DynaPyt: a dynamic analysis framework for Python

Python is a widely used programming language that powers important application domains such as machine learning, data analysis, and web applications. For many programs in these domains it is consequential to analyze aspects like security and performance, and with Python’s dynamic nature, it is crucial to be able to dynamically analyze Python programs. However, existing tools and frameworks do not provide the means to implement dynamic analyses easily and practitioners resort to implementing an ad-hoc dynamic analysis for their own use case. This work presents DynaPyt, the first general-purpose framework for heavy-weight dynamic analysis of Python programs.

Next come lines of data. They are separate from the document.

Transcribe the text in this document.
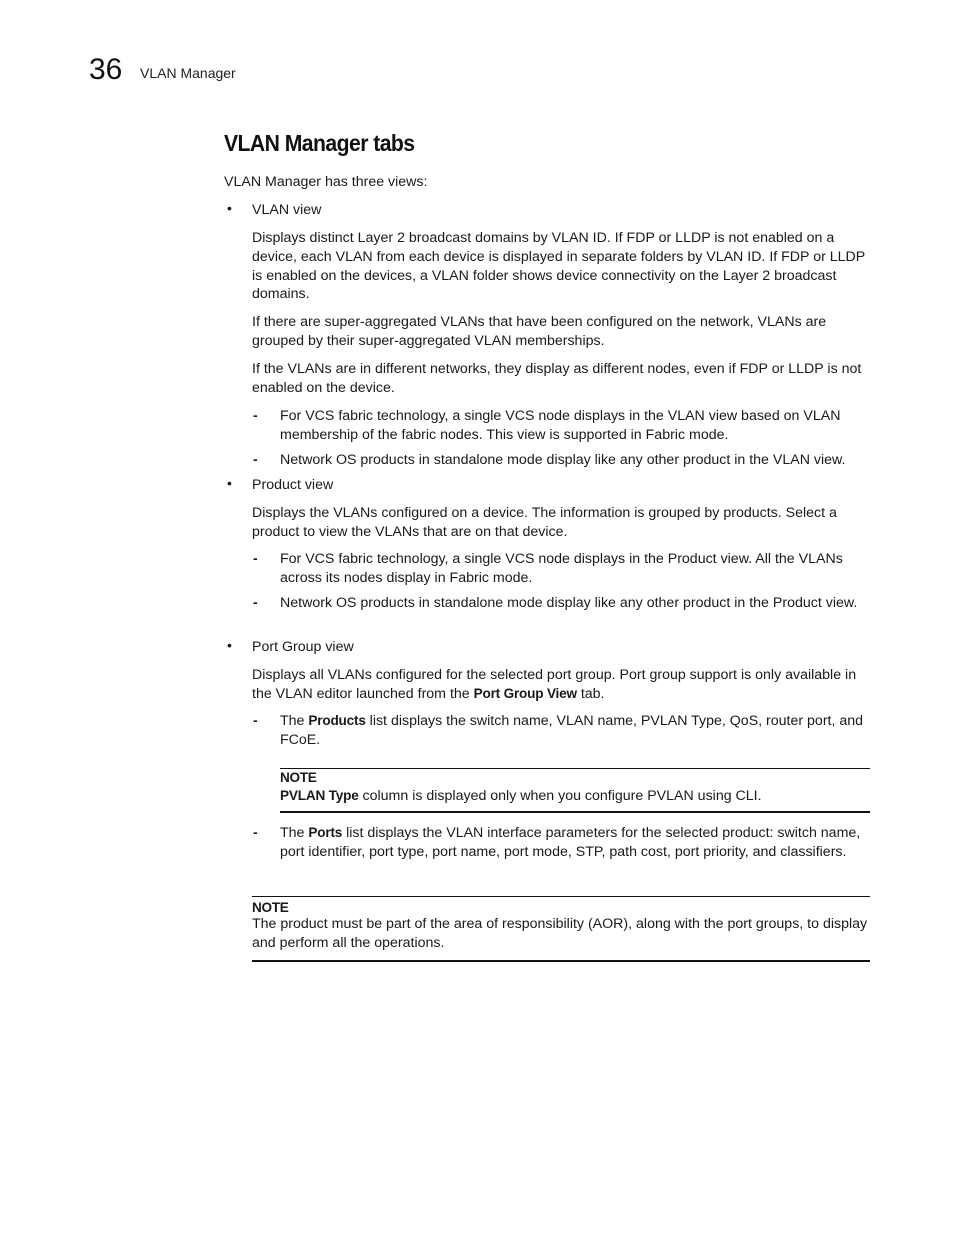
36 VLAN Manager
VLAN Manager tabs

VLAN Manager has three views:

• VLAN view

Displays distinct Layer 2 broadcast domains by VLAN ID. If FDP or LLDP is not enabled on a device, each VLAN from each device is displayed in separate folders by VLAN ID. If FDP or LLDP is enabled on the devices, a VLAN folder shows device connectivity on the Layer 2 broadcast domains.

If there are super-aggregated VLANs that have been configured on the network, VLANs are grouped by their super-aggregated VLAN memberships.

If the VLANs are in different networks, they display as different nodes, even if FDP or LLDP is not enabled on the device.

- For VCS fabric technology, a single VCS node displays in the VLAN view based on VLAN membership of the fabric nodes. This view is supported in Fabric mode.

- Network OS products in standalone mode display like any other product in the VLAN view.

• Product view

Displays the VLANs configured on a device. The information is grouped by products. Select a product to view the VLANs that are on that device.

- For VCS fabric technology, a single VCS node displays in the Product view. All the VLANs across its nodes display in Fabric mode.

- Network OS products in standalone mode display like any other product in the Product view.

• Port Group view

Displays all VLANs configured for the selected port group. Port group support is only available in the VLAN editor launched from the Port Group View tab.

- The Products list displays the switch name, VLAN name, PVLAN Type, QoS, router port, and FCoE.

NOTE
PVLAN Type column is displayed only when you configure PVLAN using CLI.
- The Ports list displays the VLAN interface parameters for the selected product: switch name, port identifier, port type, port name, port mode, STP, path cost, port priority, and classifiers.

NOTE
The product must be part of the area of responsibility (AOR), along with the port groups, to display and perform all the operations.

Compared to existing tools for other programming languages, our framework provides a wider range of analysis hooks arranged in a hierarchical structure, which allows developers to concisely implement analyses. DynaPyt features selective instrumentation and execution modification as well. We evaluate our framework on test suites of 9 popular open-source Python projects, 1,268,545 lines of code in total, and show that it, by and large, preserves the semantics of the original execution. The running time of DynaPyt is between 1.2x and 16x times the original execution time, which is in line with similar frameworks designed for other languages, and 5.6%–88.6% faster than analyses using a built-in tracing API offered by Python. We also implement multiple analyses, show the simplicity of implementing them and some potential use cases of DynaPyt. Among the analyses implemented are: an analysis to detect a memory blow up in Pytorch programs, a taint analysis to detect SQL injections, and an analysis to warn about a runtime performance anti-pattern.